A small p-value when there’s no difference is also called False Positive. See P-hacking and false positives for more details. We can adjust the p-value to a smaller threshold, if checking the difference is important to avoid false positive. We can also make the threshold larger, e.g. 0.2 means we are willing to get a False Positive 2 times out of 10 experiements.

The limit of p-value §

P-value does not reflect the effect size, aka how different they are. It only tells us whether it’s different.

Two-sided vs One-sided p-value §

Usually the *two-sided p-value*(or two-tailed p-value) are mostly common. See details in One-sided p-value(one-tailed p-value).

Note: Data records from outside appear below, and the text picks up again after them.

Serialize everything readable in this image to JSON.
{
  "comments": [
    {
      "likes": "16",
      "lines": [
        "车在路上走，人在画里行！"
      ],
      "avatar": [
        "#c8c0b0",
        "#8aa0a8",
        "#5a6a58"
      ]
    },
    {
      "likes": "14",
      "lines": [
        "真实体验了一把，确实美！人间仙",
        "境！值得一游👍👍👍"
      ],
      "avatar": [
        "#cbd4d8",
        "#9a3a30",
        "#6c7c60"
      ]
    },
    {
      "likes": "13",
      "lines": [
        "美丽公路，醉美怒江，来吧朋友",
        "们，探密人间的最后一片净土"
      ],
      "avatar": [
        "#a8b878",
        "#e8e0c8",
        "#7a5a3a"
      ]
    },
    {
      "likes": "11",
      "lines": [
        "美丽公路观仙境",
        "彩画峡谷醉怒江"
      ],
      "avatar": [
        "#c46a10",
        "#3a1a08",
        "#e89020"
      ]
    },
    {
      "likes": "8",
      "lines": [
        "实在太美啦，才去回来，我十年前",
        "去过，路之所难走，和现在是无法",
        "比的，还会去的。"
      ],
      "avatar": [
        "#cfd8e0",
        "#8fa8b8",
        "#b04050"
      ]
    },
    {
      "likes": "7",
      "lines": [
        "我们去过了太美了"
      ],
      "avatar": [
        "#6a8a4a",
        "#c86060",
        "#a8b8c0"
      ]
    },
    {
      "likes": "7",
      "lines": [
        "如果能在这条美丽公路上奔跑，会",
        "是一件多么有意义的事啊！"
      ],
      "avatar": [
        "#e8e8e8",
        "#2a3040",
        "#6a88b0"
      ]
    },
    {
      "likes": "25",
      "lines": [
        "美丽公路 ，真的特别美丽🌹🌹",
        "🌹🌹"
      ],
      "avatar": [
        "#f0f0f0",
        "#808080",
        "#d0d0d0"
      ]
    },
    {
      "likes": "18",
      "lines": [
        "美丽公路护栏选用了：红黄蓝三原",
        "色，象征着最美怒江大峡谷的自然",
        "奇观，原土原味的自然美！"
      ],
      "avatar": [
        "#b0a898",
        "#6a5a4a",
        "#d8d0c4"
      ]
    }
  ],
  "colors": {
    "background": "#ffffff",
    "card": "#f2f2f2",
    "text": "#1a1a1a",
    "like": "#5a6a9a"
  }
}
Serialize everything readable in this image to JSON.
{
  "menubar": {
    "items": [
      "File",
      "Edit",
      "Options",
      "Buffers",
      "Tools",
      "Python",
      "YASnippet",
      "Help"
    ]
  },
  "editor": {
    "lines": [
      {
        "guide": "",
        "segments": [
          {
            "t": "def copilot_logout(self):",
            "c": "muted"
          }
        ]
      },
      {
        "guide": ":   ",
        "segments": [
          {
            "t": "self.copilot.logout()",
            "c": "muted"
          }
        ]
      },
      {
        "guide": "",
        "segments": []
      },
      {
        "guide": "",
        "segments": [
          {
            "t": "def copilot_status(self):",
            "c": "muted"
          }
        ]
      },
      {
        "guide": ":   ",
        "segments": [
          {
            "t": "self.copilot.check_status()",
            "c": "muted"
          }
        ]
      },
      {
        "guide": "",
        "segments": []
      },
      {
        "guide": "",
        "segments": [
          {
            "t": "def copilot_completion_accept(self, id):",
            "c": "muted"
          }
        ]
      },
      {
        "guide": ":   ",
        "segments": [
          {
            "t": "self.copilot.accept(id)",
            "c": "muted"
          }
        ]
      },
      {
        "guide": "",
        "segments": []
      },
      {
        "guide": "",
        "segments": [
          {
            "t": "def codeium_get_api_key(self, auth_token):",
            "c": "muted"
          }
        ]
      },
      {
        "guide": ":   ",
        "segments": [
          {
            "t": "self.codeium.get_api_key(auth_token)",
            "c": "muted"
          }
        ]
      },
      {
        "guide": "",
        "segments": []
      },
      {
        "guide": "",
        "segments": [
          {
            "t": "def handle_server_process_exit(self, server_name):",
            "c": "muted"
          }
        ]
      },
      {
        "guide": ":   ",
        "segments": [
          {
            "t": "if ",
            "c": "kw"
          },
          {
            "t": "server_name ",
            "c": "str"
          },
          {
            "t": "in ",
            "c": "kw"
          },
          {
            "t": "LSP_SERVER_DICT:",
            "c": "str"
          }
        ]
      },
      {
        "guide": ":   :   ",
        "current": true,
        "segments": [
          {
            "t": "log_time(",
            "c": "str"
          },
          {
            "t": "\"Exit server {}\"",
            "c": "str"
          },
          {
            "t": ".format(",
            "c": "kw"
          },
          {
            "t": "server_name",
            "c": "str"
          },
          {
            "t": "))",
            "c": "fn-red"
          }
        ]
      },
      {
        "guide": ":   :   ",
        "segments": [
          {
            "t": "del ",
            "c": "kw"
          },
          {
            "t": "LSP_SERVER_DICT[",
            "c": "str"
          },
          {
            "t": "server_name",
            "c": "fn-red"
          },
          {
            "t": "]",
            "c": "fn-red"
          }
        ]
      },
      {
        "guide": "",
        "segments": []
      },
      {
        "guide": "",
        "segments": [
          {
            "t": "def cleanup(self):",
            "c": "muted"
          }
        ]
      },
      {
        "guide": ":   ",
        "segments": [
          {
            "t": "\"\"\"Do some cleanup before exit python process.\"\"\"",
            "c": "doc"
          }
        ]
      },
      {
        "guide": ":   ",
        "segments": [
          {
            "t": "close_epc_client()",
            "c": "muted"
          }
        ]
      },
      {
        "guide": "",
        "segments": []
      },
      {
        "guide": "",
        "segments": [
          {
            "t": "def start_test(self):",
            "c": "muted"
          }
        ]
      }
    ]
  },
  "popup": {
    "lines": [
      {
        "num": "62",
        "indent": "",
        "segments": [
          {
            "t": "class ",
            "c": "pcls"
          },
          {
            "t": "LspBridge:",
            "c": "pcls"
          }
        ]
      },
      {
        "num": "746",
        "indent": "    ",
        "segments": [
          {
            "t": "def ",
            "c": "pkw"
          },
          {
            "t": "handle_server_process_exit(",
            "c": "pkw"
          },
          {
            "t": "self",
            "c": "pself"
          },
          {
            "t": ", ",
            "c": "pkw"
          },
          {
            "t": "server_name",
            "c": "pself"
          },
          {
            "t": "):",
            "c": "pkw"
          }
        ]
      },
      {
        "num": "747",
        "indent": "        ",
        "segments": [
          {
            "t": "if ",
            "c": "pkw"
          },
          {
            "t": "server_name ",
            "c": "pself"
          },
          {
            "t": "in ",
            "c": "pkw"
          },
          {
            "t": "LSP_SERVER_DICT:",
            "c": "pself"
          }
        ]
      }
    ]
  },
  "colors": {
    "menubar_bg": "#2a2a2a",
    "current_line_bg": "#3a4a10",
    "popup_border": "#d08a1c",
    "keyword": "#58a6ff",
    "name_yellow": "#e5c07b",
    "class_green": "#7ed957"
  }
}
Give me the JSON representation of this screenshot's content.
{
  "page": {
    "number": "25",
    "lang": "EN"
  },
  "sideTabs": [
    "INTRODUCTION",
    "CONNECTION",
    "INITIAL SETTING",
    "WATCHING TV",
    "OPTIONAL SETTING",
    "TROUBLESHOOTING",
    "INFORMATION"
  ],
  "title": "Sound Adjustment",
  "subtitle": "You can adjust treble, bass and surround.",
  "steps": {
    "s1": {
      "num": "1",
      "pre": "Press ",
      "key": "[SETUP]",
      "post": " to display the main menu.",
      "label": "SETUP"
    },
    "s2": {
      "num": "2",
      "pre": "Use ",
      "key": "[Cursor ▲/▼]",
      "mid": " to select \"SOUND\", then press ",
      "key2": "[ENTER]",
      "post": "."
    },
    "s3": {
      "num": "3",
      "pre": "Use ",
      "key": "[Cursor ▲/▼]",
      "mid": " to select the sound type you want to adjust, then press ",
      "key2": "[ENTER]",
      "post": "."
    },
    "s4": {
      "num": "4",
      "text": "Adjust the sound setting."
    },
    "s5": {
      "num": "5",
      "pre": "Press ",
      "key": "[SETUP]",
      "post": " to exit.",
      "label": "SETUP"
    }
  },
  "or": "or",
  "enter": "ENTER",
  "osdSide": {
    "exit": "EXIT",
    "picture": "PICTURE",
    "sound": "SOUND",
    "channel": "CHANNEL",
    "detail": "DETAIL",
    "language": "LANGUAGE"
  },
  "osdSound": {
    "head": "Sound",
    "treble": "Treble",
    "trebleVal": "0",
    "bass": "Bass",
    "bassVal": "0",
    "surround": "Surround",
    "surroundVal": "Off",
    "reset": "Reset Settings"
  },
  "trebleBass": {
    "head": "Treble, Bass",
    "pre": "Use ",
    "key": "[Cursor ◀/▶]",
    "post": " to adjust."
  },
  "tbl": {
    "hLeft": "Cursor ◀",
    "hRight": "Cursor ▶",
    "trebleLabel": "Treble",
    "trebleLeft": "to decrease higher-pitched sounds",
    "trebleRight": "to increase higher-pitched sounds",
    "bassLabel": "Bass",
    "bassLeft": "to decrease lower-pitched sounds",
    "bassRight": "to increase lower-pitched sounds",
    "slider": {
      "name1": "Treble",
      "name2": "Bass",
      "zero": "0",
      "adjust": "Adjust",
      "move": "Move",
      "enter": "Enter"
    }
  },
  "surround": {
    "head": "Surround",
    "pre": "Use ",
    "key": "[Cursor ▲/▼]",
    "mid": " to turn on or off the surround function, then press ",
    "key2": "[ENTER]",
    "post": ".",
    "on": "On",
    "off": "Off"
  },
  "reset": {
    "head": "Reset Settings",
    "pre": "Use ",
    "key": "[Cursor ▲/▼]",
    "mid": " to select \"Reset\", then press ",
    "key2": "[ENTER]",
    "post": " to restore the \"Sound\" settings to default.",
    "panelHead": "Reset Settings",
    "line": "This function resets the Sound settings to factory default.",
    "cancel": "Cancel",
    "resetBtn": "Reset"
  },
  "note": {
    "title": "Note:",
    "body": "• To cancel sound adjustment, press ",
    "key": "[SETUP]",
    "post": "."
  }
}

When to use which p-value? §

Example: Testing the effectiveness of a drugs comparing to current treatment

One-sided p-value is 0.03, while two-sided p-value is 0.06.

Which p-value shoud we use?

The one-sided p-value tests the hypothesis that the drug is better than the current. The two-sided p-value tests if the new drug is better/worse/not significantly different than the current one. The former is smaller because it doesn’t cover other scenarios.

Therefore, we should use two-sided p-value because we want to find out whether the drug is better or worse. Based on the similar logic, we usually use two-sided p-value whenever we can.

Note: from statistical best practice, we should always decide what test and which p-value to use before doing the experiment. Otherwise it would be p-hacking and increase the chance of reporting fake results.

Distribution of p-value §

The distribution of p-value is also different when the samples come from the same distribution vs different distributions.